Whew! Opening a restaurant is a huge pain in the ass. For good reason, the dining public can only support so many restaurants. Assuming you have the stomach for one of the riskier endeavors, it is necessary to ask yourself some questions:
Do I have the ability to bring to market a product that is required or unique? If so, can I piecemeal the required capitol? This is the biggie, unless you are a “cake-eater”. Can my lifestyle take this kind of hit? These are a few.
It is difficult to align the dominoes and open “on time” or before you go broke. Of course the idea is to reserve working capital to afford a little sanity. Ideally you have a couple payrolls, some months’ rent, and opening inventory.
Many hats are required to open a restaurant. Assuming you have a rock star location, it is imperative to negotiate a good lease. Broker or not, TI dollars, options, and % rent are negotiable. It is hard enough to make a buck, hang on to your damn money.
It is difficult to find an investor for a restaurant. There are a couple schools of thought here: embrace the government loan, grind it out and pay off your long term debt OR sell parts of your company to investors.

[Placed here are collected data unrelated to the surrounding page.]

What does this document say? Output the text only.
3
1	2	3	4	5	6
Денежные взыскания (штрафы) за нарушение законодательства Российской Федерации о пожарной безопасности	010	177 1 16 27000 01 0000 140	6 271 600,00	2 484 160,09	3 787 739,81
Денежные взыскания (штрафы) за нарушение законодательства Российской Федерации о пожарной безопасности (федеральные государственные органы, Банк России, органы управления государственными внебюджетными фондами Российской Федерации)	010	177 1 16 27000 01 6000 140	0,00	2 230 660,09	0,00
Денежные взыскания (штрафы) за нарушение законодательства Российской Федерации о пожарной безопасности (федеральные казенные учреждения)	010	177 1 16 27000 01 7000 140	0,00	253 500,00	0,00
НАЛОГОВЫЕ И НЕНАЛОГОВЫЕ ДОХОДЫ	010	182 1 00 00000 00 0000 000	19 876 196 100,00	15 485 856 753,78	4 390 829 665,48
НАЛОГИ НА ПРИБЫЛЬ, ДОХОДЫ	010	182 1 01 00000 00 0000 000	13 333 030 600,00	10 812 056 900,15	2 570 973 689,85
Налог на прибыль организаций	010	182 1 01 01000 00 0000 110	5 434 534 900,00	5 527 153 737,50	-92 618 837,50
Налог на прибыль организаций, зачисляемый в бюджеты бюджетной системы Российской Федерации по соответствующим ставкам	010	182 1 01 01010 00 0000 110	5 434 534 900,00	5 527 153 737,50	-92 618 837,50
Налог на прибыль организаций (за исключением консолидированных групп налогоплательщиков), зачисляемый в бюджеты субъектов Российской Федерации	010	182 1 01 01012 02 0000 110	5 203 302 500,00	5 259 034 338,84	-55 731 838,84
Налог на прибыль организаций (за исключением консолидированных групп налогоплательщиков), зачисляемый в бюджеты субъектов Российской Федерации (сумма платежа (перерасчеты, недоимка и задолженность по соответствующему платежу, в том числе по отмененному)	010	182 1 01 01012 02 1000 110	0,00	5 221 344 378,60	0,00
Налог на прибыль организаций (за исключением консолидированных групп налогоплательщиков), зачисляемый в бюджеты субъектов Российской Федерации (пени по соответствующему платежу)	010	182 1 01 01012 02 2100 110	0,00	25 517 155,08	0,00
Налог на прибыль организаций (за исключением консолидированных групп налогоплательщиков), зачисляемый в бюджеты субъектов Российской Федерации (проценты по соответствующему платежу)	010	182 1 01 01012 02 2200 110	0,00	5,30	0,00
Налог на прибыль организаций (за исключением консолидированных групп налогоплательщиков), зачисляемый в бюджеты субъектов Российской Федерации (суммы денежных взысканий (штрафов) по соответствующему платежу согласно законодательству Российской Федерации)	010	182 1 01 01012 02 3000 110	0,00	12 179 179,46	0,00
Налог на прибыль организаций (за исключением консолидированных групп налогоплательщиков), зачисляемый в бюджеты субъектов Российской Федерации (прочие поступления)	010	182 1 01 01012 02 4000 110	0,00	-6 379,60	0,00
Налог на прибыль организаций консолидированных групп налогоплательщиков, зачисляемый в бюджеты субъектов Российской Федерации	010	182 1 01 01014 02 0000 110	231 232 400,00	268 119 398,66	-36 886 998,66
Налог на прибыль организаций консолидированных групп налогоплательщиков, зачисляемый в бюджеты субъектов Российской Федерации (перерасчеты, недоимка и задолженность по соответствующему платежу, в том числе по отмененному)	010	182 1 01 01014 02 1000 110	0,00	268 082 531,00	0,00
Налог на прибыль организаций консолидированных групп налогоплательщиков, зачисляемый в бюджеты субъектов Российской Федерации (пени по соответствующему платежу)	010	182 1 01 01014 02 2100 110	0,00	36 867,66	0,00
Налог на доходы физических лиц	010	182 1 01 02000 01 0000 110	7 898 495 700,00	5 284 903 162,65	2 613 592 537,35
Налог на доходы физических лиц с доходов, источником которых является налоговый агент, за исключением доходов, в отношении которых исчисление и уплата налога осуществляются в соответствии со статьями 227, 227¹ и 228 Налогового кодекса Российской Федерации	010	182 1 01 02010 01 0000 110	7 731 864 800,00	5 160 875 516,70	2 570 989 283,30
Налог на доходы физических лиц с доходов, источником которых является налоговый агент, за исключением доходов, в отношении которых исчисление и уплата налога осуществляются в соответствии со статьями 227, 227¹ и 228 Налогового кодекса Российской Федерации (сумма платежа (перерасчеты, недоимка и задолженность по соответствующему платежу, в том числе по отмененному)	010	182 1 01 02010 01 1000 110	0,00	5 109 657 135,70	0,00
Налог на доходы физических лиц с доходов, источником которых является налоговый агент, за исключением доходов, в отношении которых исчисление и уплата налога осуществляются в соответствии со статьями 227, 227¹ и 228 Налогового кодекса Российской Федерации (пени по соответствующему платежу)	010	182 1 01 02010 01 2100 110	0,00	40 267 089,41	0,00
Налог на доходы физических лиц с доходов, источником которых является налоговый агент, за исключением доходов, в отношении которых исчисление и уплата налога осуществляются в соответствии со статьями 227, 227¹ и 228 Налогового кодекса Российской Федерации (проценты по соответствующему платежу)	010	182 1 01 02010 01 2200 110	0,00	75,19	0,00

Neither of which is easy or ideal.
Once you have your financial plan and lease, you will learn more than you will ever care to about the following: zoning, licensing, local and state regulations, SAC surprise, etc.
I realize that this is a long and opinionated response to Mr. Derusha, but therapeutic. When reporting new restaurants, there is an abundance of excitement from everyone involved. It is difficult to hold your tongue in excitement, when being interviewed about such a crazy and undetermined path. Unfortunately the first question always asked is: “when are you going to open?” Of course the answer is and should be: “I don’t know”. Problem being, that answer doesn’t typically fly.
I am excited to report with confidence that Icehouse will open in time for Spring!

Feb 6, 2012 05:32 pm
 Posted by  Jason DeRusha

Awesome answer. Thanks Matt for posting!